Mahoney comments that “couples who have a deep spiritual connection with each other may be more motivated to remain kind and resist the urge to ‘go negative’ when they discuss their core conflicts.” A similar key finding was that couples who view their marital relationship itself as sacred are more likely to be positive in their marriages in ways that are measurable and beneficial.
Mahoney and her team also investigated what spiritual beliefs and behavior between spouses might do harm. They found the most harmful behavior was what they called “spiritual one-upmanship.” This is a pattern whereby one partner acts as if he or she is spiritually superior and God is on their side during conflicts. Although relatively rare, using faith as a weapon during marital disputes is tied to more marital problems.
Training the Next Generation of Scholars
It’s not just BGSU faculty who are generating cutting-edge research Undergraduate and graduate students play a central role, too, with NCFMR hosting dozens of students each semester.
Junior Seth Williams said, “Working at the NCFMR has been an incredible asset to me as a student of sociology.
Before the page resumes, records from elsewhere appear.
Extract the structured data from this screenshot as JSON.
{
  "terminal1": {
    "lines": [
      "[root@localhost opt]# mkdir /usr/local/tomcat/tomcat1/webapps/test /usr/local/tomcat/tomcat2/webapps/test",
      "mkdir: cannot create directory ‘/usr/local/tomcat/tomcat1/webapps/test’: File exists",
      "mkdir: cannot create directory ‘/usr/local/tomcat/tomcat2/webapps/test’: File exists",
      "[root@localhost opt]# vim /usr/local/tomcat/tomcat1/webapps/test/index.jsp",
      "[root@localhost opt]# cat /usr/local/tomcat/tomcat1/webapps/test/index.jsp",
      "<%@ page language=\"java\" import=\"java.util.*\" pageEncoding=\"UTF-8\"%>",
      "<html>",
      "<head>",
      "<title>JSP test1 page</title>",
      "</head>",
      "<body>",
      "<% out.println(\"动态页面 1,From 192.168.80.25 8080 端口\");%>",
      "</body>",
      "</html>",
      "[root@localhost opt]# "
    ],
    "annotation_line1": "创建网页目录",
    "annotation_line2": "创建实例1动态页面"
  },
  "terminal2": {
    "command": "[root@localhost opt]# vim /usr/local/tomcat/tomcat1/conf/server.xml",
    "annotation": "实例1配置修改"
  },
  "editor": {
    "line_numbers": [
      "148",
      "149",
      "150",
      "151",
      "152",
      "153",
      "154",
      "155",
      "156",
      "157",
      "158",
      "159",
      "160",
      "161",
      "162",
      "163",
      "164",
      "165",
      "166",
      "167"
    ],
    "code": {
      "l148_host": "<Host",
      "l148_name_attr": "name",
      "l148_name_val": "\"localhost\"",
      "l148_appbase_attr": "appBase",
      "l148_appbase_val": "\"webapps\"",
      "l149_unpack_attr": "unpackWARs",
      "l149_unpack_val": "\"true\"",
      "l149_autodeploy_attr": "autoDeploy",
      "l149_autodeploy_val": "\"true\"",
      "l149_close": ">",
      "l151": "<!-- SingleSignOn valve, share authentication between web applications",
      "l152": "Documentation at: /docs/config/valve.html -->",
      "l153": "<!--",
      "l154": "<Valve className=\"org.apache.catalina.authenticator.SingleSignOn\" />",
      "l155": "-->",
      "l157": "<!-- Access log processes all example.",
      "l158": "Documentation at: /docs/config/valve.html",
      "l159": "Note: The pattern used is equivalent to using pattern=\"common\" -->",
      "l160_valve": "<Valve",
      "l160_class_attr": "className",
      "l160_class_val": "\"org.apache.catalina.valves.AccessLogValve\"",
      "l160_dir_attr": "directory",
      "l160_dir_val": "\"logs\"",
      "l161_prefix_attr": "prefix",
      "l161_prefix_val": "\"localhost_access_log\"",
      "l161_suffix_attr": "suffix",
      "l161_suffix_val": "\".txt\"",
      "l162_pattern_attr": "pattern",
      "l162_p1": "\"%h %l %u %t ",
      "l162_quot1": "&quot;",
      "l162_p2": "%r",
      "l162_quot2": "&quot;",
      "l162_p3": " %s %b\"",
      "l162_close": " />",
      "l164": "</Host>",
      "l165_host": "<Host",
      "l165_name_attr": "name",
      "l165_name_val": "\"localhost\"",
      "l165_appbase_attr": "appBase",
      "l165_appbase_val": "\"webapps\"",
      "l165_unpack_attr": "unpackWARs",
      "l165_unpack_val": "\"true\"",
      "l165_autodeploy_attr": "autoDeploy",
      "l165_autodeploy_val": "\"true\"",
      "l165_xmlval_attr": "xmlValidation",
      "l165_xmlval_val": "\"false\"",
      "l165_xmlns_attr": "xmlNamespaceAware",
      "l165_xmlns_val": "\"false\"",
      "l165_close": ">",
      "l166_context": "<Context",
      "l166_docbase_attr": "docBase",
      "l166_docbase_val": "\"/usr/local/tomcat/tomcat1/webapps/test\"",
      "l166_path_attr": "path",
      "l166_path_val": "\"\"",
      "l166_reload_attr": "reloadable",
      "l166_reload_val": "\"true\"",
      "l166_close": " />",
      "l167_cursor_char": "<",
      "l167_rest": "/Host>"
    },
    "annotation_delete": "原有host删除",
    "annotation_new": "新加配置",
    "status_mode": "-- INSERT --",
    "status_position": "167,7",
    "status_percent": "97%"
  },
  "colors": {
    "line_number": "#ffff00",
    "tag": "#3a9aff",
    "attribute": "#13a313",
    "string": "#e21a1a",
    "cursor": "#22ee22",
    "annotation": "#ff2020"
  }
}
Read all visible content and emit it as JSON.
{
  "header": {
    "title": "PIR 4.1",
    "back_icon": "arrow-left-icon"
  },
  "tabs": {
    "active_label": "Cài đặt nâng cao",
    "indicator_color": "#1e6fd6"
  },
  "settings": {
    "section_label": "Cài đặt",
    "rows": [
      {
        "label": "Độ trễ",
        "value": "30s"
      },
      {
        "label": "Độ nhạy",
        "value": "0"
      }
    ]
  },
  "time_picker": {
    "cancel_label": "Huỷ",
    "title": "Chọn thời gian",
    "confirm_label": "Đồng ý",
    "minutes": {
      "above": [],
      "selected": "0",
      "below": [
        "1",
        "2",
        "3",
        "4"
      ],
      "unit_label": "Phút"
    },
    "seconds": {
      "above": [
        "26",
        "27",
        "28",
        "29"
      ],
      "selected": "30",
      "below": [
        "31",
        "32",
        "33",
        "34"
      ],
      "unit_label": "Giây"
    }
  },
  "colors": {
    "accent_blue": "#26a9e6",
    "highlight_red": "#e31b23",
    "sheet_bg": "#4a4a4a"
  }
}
Not only have I been afforded insight into the real work of family and demographic researchers, but I have also gained the basic skills necessary to contribute to meaningful research at the center myself. Working under the guidance of some of the top family scholars in the field has significantly enhanced my educational experience at BGSU. I fully expect that my time here will be instrumental in my continued development as a researcher in the social sciences.”
“Historical changes in U.S. families have been dramatic,” Brown said. “Family life shifted as we moved from a rural, agrarian society to an urban, industrialized economy. Economic, demographic, and cultural changes continue to shape family experiences. This is an exciting time to be studying families because they are changing so rapidly today.”